Can you convert those NA's into NaN's? Then you'd be storing as a plain array, which should be very efficient.

The other option would be to write a specific method for encoding those NAs. This hasn't come up before, so it's not available yet.

cmmp commented 10 years ago

Hi Tim, converting to NaN does work around the problem, thanks.

But I think handling the NAs would be a nice feature.

timholy commented 10 years ago

I just tested your example, and now I see the issue: the result of readdlm is an Array{Any}. That means each entry of the array has to be stored as a separate reference variable in JLD. I don't think it's reasonable for JLD to look for this as a special case and do something different, because (1) doing so would slow the performance of every other operation, and (2) what if someone wanted to store an array of strings that happened to include "NA"?

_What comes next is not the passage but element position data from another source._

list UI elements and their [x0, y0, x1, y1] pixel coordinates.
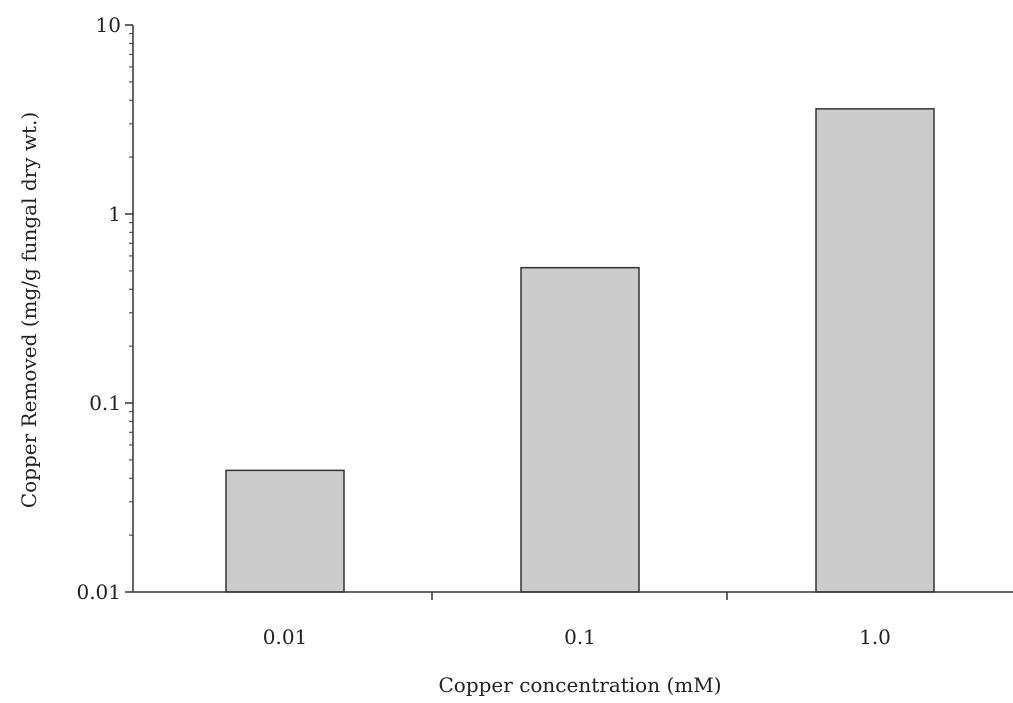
bars [225, 108, 935, 593]
y-tick-labels: 0.01 0.1 1 10 [76, 13, 121, 604]
x-tick-label: 0.1 [564, 625, 596, 649]
y-tick-label: 1 [108, 202, 121, 226]
y-major-ticks [125, 24, 133, 593]
bar-0.1 [520, 266, 640, 593]
x-tick-label: 0.01 [263, 625, 308, 649]
y-axis-title: Copper Removed (mg/g fungal dry wt.) [17, 112, 41, 508]
x-axis-title: Copper concentration (mM) [438, 673, 721, 697]
bar-0.01 [225, 469, 345, 593]
x-tick-labels: 0.01 0.1 1.0 [263, 625, 891, 649]
y-tick-label: 0.1 [89, 391, 121, 415]
bar-1.0 [815, 108, 935, 593]
x-tick-label: 1.0 [859, 625, 891, 649]
x-ticks [431, 592, 728, 600]
y-tick-label: 10 [96, 13, 121, 37]
y-tick-label: 0.01 [76, 580, 121, 604]
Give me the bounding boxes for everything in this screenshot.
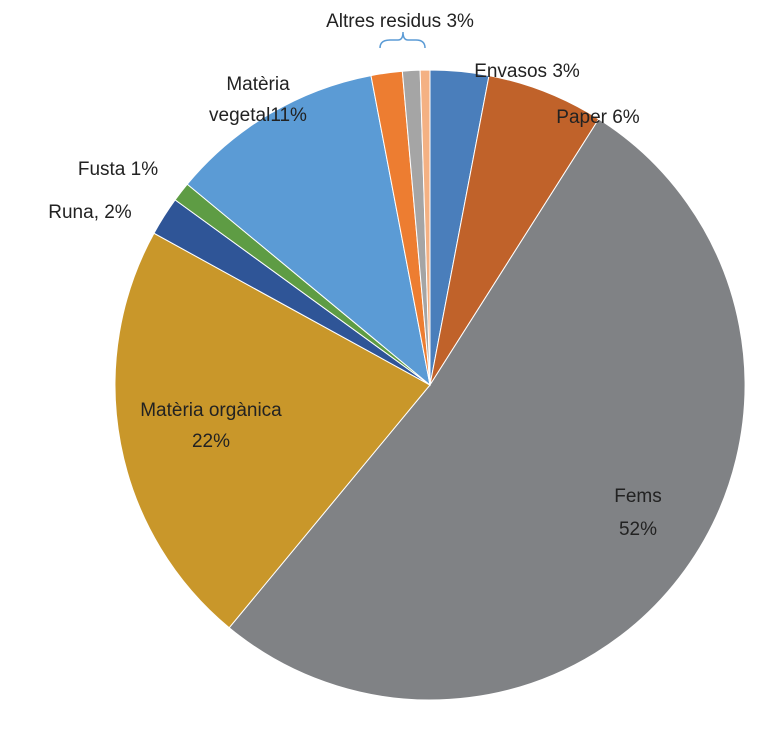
data-label: vegetal11% [209,105,307,126]
slice [419,69,431,386]
data-label: 52% [619,519,657,540]
slice [114,232,431,629]
data-label: Paper 6% [556,107,640,128]
pie [114,69,746,701]
data-label: Fems [614,486,662,507]
slice [186,74,431,387]
slice [228,118,746,701]
data-label: 22% [192,431,230,452]
data-label: Matèria orgànica [140,400,282,421]
annotation: Altres residus 3% [326,11,474,32]
slice [429,74,600,386]
data-label: Runa, 2% [48,202,132,223]
bracket [379,31,426,49]
data-label: Matèria [226,74,290,95]
data-label: Envasos 3% [474,61,580,82]
data-label: Fusta 1% [78,159,158,180]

The only answer here is to require that the user put it in some more-specific type before writing it. Instead of converting to Float64 and using NaN (I can imagine you might want to distinguish NA from NaN sometimes?), the better answer would be to use a DataArray from DataFrames. I suspect those will already be stored pretty efficiently, but let me know if that's not the case.

cmmp commented 10 years ago

Hi Tim, thanks for the explanation, now I get what was going on. I tried this route because of issue #29 with DataFrames.

I don't think NA should be a special case, but I think something should be done about Array{Any}, at least a code warning that file sizes may be big or a warning on the manual.

Definitely NA does not correspond to NaN, I see it just as a workaround.

Substituting the code for:

using DataFrames
x = readtable("1.dat", separator = ' ', header = false)

does the trick and the file size becomes 79K.

I think that, in the future, some compression scheme could be used on Array{Any}. Simply generating binary files 10x bigger than text files just seems unreasonable.

Thanks again, Cássio

cmmp commented 10 years ago

actually, a 100x bigger with my example.

simonster commented 10 years ago

The JLD file contains type information for each element of the array that isn't in your text file, so it shouldn't be surprising that it's larger, although 100X is clearly undesirable. #27 will (hopefully) make the way we store type information more efficient, which may help with this. Generally you want to avoid using an Array{Any} anyway, since computations on it will be many times slower than they'd be on an Array{Float64} or a DataFrame.

timholy commented 9 years ago

The situation should have improved, although JLD will always be better with well-typed arrays. Closing.